HSBC sees credit losses surging to highest level in a decade

Linda J. Dodson

HONG KONG — HSBC Holdings warned that its provisions for loan losses in 2020 could surge to the highest level in a decade due to the coronavirus pandemic, after it reported on Tuesday that first-quarter profit tumbled 48%.

The London-based bank said it sees its expected credit loss for the year in the range of $7 billion to $11 billion if a prolonged recession were to occur. That compares with a $2.8 billion charge for all of 2019 and a $7.5 billion average for 2020 based on brokerage-firm estimates compiled by the bank.

Signs are already there, with Singapore oil trader Hin Leong filing for bankruptcy protection this month. HSBC is the company’s largest creditor.

HSBC said the coronavirus outbreak has forced it to review its medium-term financial targets with Chief Executive Noel Quinn, who took over the position full time on March 18. It has already put on hold a plan unveiled in February to eliminate 35,000 jobs over three years.

The bank also has suspended its dividend for the first time in 74 years under pressure from the U.K. financial regulator, drawing the ire of retail investors in Hong Kong, who hold a third of the bank’s shares.

Quinn said in a media call on Tuesday that a decision on dividends will be taken only before the full-year results, although the bank has already begun implementing parts of the February plan to scale back from the U.S. and Europe by unwinding its loan books and expanding in Asia.

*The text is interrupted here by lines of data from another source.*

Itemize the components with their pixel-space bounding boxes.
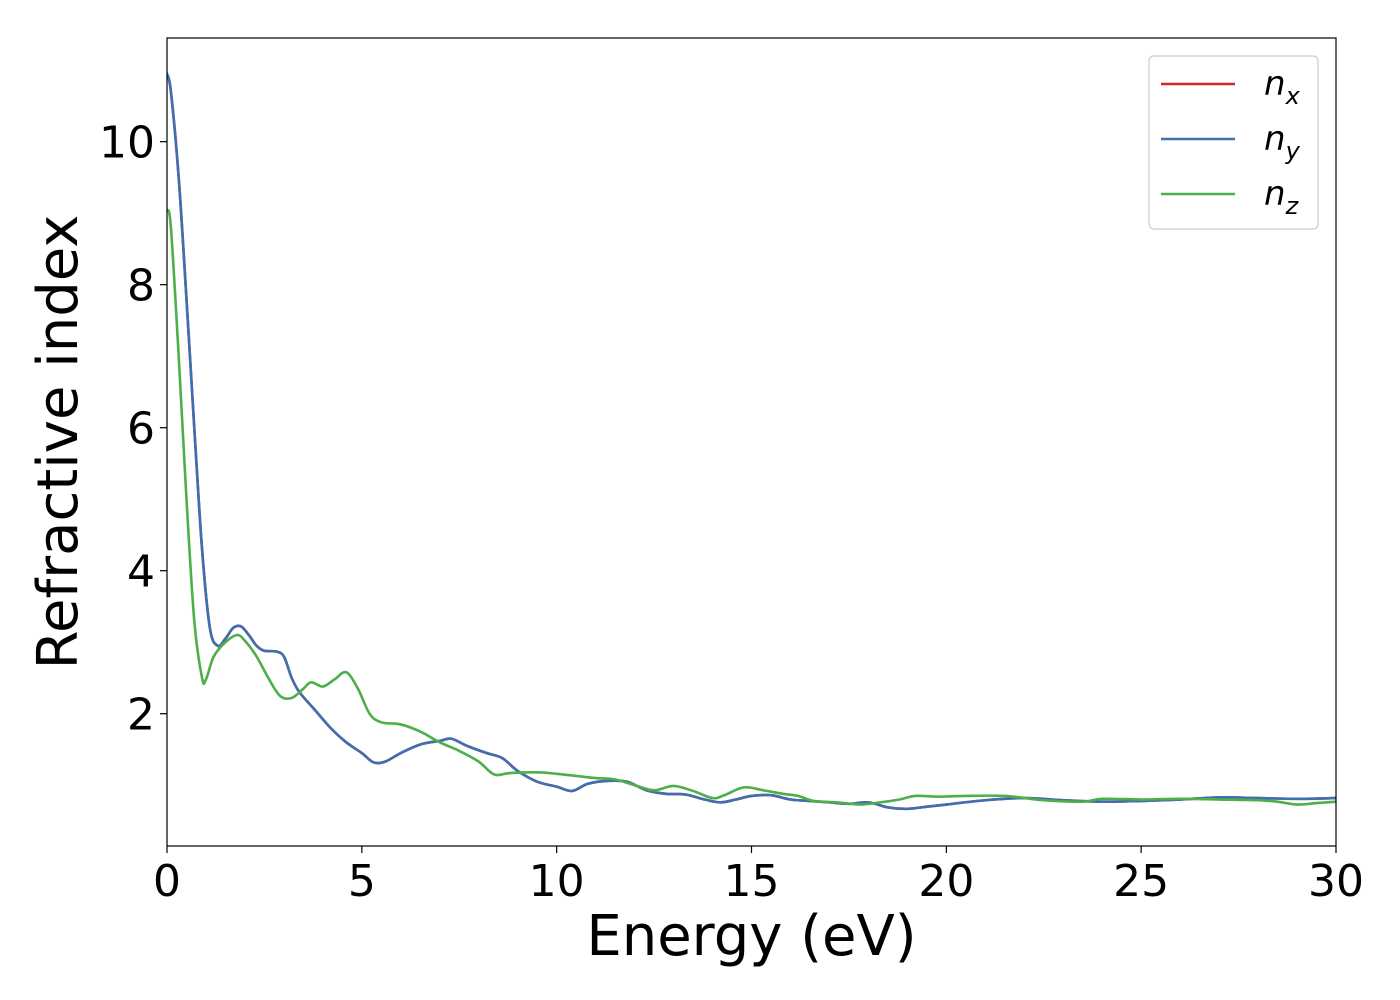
- series-line-n-z: [167, 208, 1336, 806]
- legend-label-n-y: ny: [1264, 119, 1301, 165]
- legend-label-n-x: nx: [1264, 64, 1301, 110]
- x-tick-label: 30: [1308, 856, 1364, 907]
- x-tick-label: 25: [1113, 856, 1169, 907]
- x-tick-label: 5: [348, 856, 376, 907]
- plot-area: [167, 72, 1336, 811]
- y-tick-label: 8: [127, 261, 155, 312]
- legend: nx ny nz: [1148, 55, 1319, 230]
- x-tick-label: 0: [153, 856, 181, 907]
- y-tick-label: 2: [127, 690, 155, 741]
- x-tick-label: 15: [724, 856, 780, 907]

HSBC took a $3 billion charge in the first quarter, the biggest in almost nine years, with the pandemic causing a sharp deterioration in creditworthiness of borrowers worldwide. That has had a knock-on effect on lenders — the six largest U.S. banks have raised provisions by 350% in the first quarter to prepare for expected loan losses.

The estimated credit loss provision is “larger than expected,” Citigroup analyst Ronit Ghose said. “But HSBC usually errs on the side of conservatism.”

HSBC, which is estimated to have $600 million in outstanding loans to Hin Leong, said a “significant charge” to a corporate exposure in Singapore was the primary driver of the $700 million increase in charges at its Asian commercial banking business. HSBC did not name the Singapore company.

The oil trader, which was caught off guard by the recent plunge in oil prices and wrong-way bets on the commodity, owes banks $4 billion, and a company presentation to creditors put the expected loan recovery at just 18 cents on the dollar.

Expected credit loss provisions nudged up by $14 million in the first quarter from the previous three months in Hong Kong, HSBC’s primary market, but climbed in other geographies. The rest of Asia saw an $804 million increase, while Europe and North America, two regions from which the bank wants to scale back to free up capital to expand in Asia, had a $1 billion surge.

The provisions slashed the lender’s first-quarter reported pretax profit to $3.23 billion in the three months ending March 31. That compares with $6.21 billion in the same period a year earlier and the $3.67 billion consensus estimate of analysts.

The bank, which draws 95% of its profit from Asia, said its profit after tax declined 49% to $2.51 billion.

“The economic impact of the COVID-19 pandemic on our customers has been the main driver of the change in our financial performance since the turn of the year,” Quinn, who took over as CEO full time on March 18, said in a statement.

“The resultant increase in expected credit losses in the first quarter contributed to a material fall in reported profit before tax compared with the same period last year,” he said.

The lender expects to offset some of the impact from higher provisions and lower customer activity during the year by cutting operating expenses. It expects mid-to-high single-digit percentage growth in assets in 2020.

Revenues were stagnant at all business lines except in its markets unit, where volatile markets boosted revenue by 25%.

HSBC’s shares declined 1% in London in early trading on Tuesday. Its Hong Kong-listed shares closed 1% higher, trimming losses for the year to 34%. That compares with a 13% decline for the benchmark Hang Seng Index and a 49% slump for Standard Chartered.